3. Investimento de verba especifica em políticas de
Permanência Estudantil voltadas aos cotistas.
Depois do acesso ao ensino superior, os desafios
apenas começaram para a maioria da juventude negra. A alta taxa de evasão do
ensino superior é resultado das dificuldades que os jovens enfrentam para se
manter nas universidades, tendo que se dividir entre os estudos e o trabalho, ou
arcando com gastos com alimentação, moradia e transporte. No caso dos
estudantes negros e de escolas públicas, essa situação é ainda mais grave. Por
isso, um projeto de cotas deve conter a destinação de uma verba especifica para
a Assistência Estudantil, através da garantia aos cotistas de bolsas de estudo,
moradias estudantis, transporte gratuito, creches, alimentação etc.

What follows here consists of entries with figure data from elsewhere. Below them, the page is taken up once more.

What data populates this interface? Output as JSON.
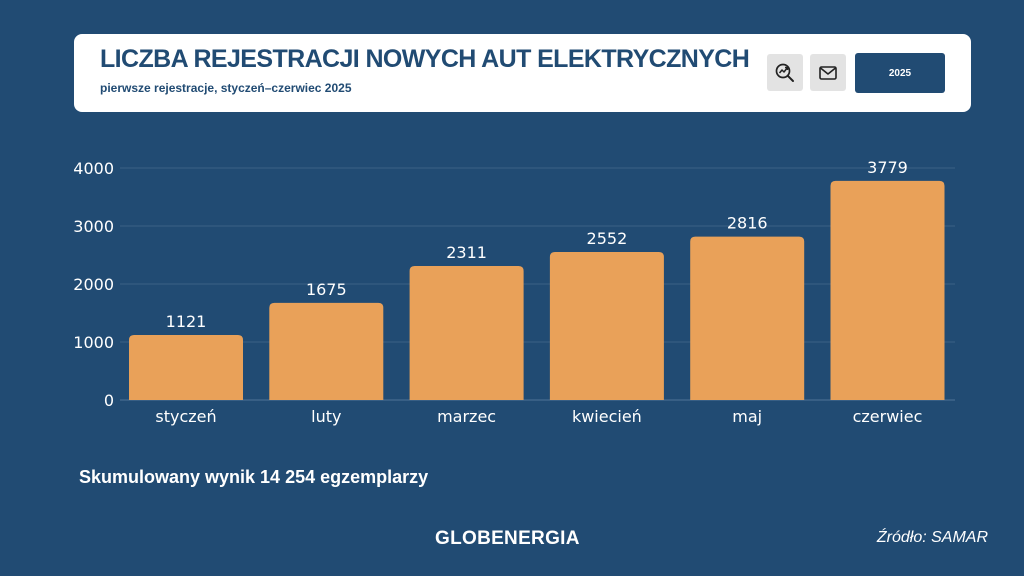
{
  "header": {
    "title": "LICZBA REJESTRACJI NOWYCH AUT ELEKTRYCZNYCH",
    "subtitle": "pierwsze rejestracje, styczeń–czerwiec 2025",
    "search_icon": "search-trend-icon",
    "mail_icon": "mail-icon",
    "year_button_label": "2025"
  },
  "colors": {
    "background": "#214b73",
    "bar": "#e9a159",
    "text": "#ffffff",
    "header_text": "#214b73"
  },
  "chart_data": {
    "type": "bar",
    "categories": [
      "styczeń",
      "luty",
      "marzec",
      "kwiecień",
      "maj",
      "czerwiec"
    ],
    "values": [
      1121,
      1675,
      2311,
      2552,
      2816,
      3779
    ],
    "title": "LICZBA REJESTRACJI NOWYCH AUT ELEKTRYCZNYCH",
    "subtitle": "pierwsze rejestracje, styczeń–czerwiec 2025",
    "xlabel": "",
    "ylabel": "",
    "ylim": [
      0,
      4000
    ],
    "yticks": [
      0,
      1000,
      2000,
      3000,
      4000
    ],
    "grid": true,
    "data_labels": true
  },
  "footer": {
    "summary": "Skumulowany wynik 14 254 egzemplarzy",
    "brand": "GLOBENERGIA",
    "source": "Źródło: SAMAR"
  }
}
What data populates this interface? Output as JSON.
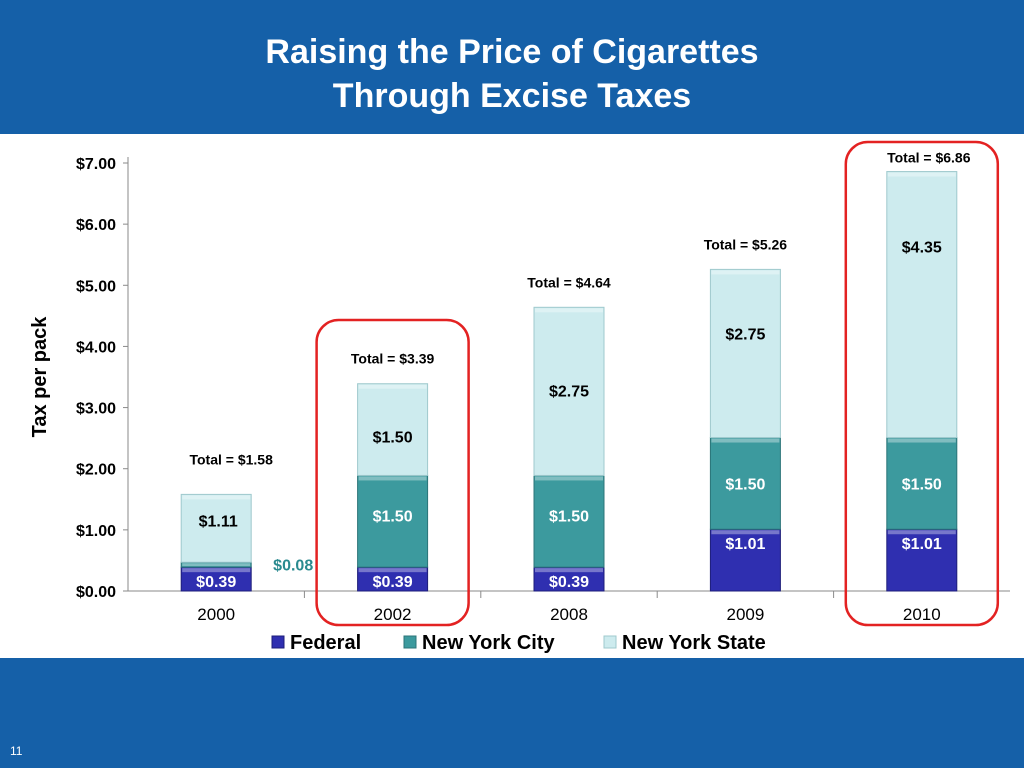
{
  "slide": {
    "title_line1": "Raising the Price of Cigarettes",
    "title_line2": "Through Excise Taxes",
    "page_number": "11"
  },
  "colors": {
    "band": "#1560a8",
    "federal": "#2f2fb0",
    "nyc": "#3c9a9e",
    "nys": "#cdebee",
    "highlight": "#e32222",
    "orphan_label": "#2a8a8f"
  },
  "chart_data": {
    "type": "bar",
    "stacked": true,
    "categories": [
      "2000",
      "2002",
      "2008",
      "2009",
      "2010"
    ],
    "series": [
      {
        "name": "Federal",
        "values": [
          0.39,
          0.39,
          0.39,
          1.01,
          1.01
        ],
        "labels": [
          "$0.39",
          "$0.39",
          "$0.39",
          "$1.01",
          "$1.01"
        ]
      },
      {
        "name": "New York City",
        "values": [
          0.08,
          1.5,
          1.5,
          1.5,
          1.5
        ],
        "labels": [
          "$0.08",
          "$1.50",
          "$1.50",
          "$1.50",
          "$1.50"
        ]
      },
      {
        "name": "New York State",
        "values": [
          1.11,
          1.5,
          2.75,
          2.75,
          4.35
        ],
        "labels": [
          "$1.11",
          "$1.50",
          "$2.75",
          "$2.75",
          "$4.35"
        ]
      }
    ],
    "totals": [
      "Total = $1.58",
      "Total = $3.39",
      "Total = $4.64",
      "Total = $5.26",
      "Total = $6.86"
    ],
    "y_ticks": [
      "$0.00",
      "$1.00",
      "$2.00",
      "$3.00",
      "$4.00",
      "$5.00",
      "$6.00",
      "$7.00"
    ],
    "ylabel": "Tax per pack",
    "xlabel": "",
    "ylim": [
      0,
      7
    ],
    "highlighted_categories": [
      "2002",
      "2010"
    ],
    "legend_position": "bottom",
    "grid": false
  }
}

Infelizmente, o projeto PL 180/208, de autoria do governo federal e em vigor a partir
deste ano está muito aquém de atender a essas demandas. Além de vincular as
cotas racias à cotas sociais, o projeto não tem uma única consideração sobre a
questão da permanência estudantil.
Da mesma
forma, tanto o PL530/2004, de
autoria do deputado Vacarezza do PT, quanto o PL 321/2012 que estão tramitando
na ALESP também não contemplam as pautas mínimas que o movimento sempre
defendeu.
Seminário Estadual para elaborar um PL de cotas do movimento
A
ANEL vai realizar no dia 20 de abril, a partir das 10h da manhã, na Faculdade
de Saúde Pública da USP, um seminário estadual de cotas raciais. O objetivo do
seminário é elaborar um projeto de cotas do movimento. Acreditamos que a melhor
forma de avançar na compreensão de nossas pautas é a partir da elaboração coletiva
dos estudantes e do movimento negro. Por isso, convidamos todos os ativistas e
organizações do movimento a se somarem nessa iniciativa e virem conosco para
aprofundar esse debate!
O
II congresso Nacional da ANEL, que vai acontecer nos dias 30 maio a 2 de junho,
em Juiz de Fora, será o espaço onde se encontrarão estudantes de todo país para
debater suas pautas e iniciativas comuns. Será um espaço para fortalecer a luta
da juventude contra as desigualdades e injustiças sociais e por outro projeto
de educação. O Seminário Estadual de Cotas da ANEL é mais um passo na
construção desse Congresso e representa um esforço de nossa entidade em
unificar o movimento estudantil com o movimento negro.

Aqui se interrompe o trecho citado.